How To Pay Bail
After a person has been arrested, they may have a bail hearing in which the court sets a bail amount. The defendant can pay this fee in exchange for their freedom until their next hearing. The money serves as a promise to the court that the defendant will willingly return for all necessary hearings and pay any required fees. If the defendant does this, the payment will be returned. If the bail is not paid, the defendant will be detained until their hearing. There are several ways for defendants or their loved ones to pay bail.
If the defendant or a loved one has the means to do so, they can pay the full amount of bail in cash. Some courts offer financing options in which a percentage of the bail can be paid up front and the remaining amount is collected if the defendant does not uphold their end of the bargain. The payment will be returned as long as the defendant attends hearings and pays fees as expected.

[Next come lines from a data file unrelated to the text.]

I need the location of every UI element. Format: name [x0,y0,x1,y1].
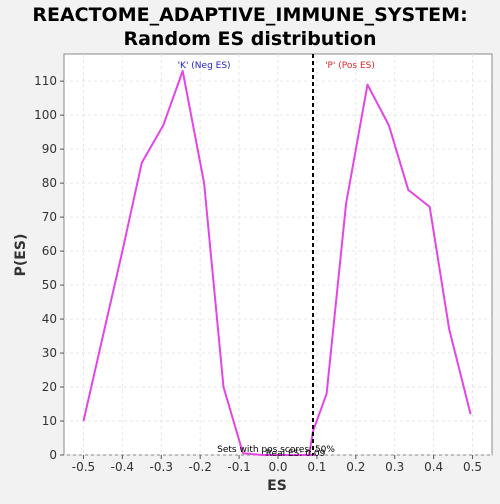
x-tick-label: 0.5 [463,460,482,474]
y-tick-label: 80 [42,176,57,190]
x-tick-label: 0.2 [346,460,365,474]
y-tick-label: 10 [42,414,57,428]
x-tick-label: -0.1 [227,460,250,474]
x-tick-label: -0.2 [188,460,211,474]
y-axis-label: P(ES) [13,234,29,277]
y-tick-label: 30 [42,346,57,360]
y-tick-label: 100 [34,108,57,122]
y-tick-label: 50 [42,278,57,292]
x-axis-label: ES [267,478,287,494]
footnote-real-es: Real ES: 0.09 [266,449,326,459]
y-tick-label: 110 [34,74,57,88]
y-tick-label: 90 [42,142,57,156]
chart-title-line1: REACTOME_ADAPTIVE_IMMUNE_SYSTEM: [32,4,467,26]
y-tick-label: 60 [42,244,57,258]
x-tick-label: 0.0 [268,460,287,474]
x-tick-label: 0.3 [385,460,404,474]
x-tick-label: -0.4 [111,460,134,474]
chart-title-line2: Random ES distribution [123,28,376,50]
y-tick-label: 0 [49,448,57,462]
x-tick-label: -0.5 [72,460,95,474]
x-tick-label: 0.1 [307,460,326,474]
x-tick-label: -0.3 [150,460,173,474]
annotation-pos-es: 'P' (Pos ES) [325,61,375,71]
y-tick-label: 20 [42,380,57,394]
y-tick-label: 70 [42,210,57,224]
x-tick-label: 0.4 [424,460,443,474]
y-tick-label: 40 [42,312,57,326]
annotation-neg-es: 'K' (Neg ES) [178,61,231,71]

Another option is to agree to a deal with a local bail bondsman. The defendant pays the bondsman a percentage of the bail amount in exchange for their services. The bond agent then promises to pay the court the full bail amount if their client does not attend hearings or pay fees. The bond agent may require some collateral from the defendant to guarantee cooperation with the court. The collateral is returned if the agreement is upheld by the defendant.
Some courts accept collateral in lieu of cash. Examples of collateral include deeds to property, expensive jewelry, vehicles or other valuable possessions. Like cash, the collateral is returned given cooperation with the court.
After a bail amount has been set for a defendant, they can pay cash, agree to a bail bond or give the court collateral in order to guarantee cooperation and be granted freedom until the date of their next hearing.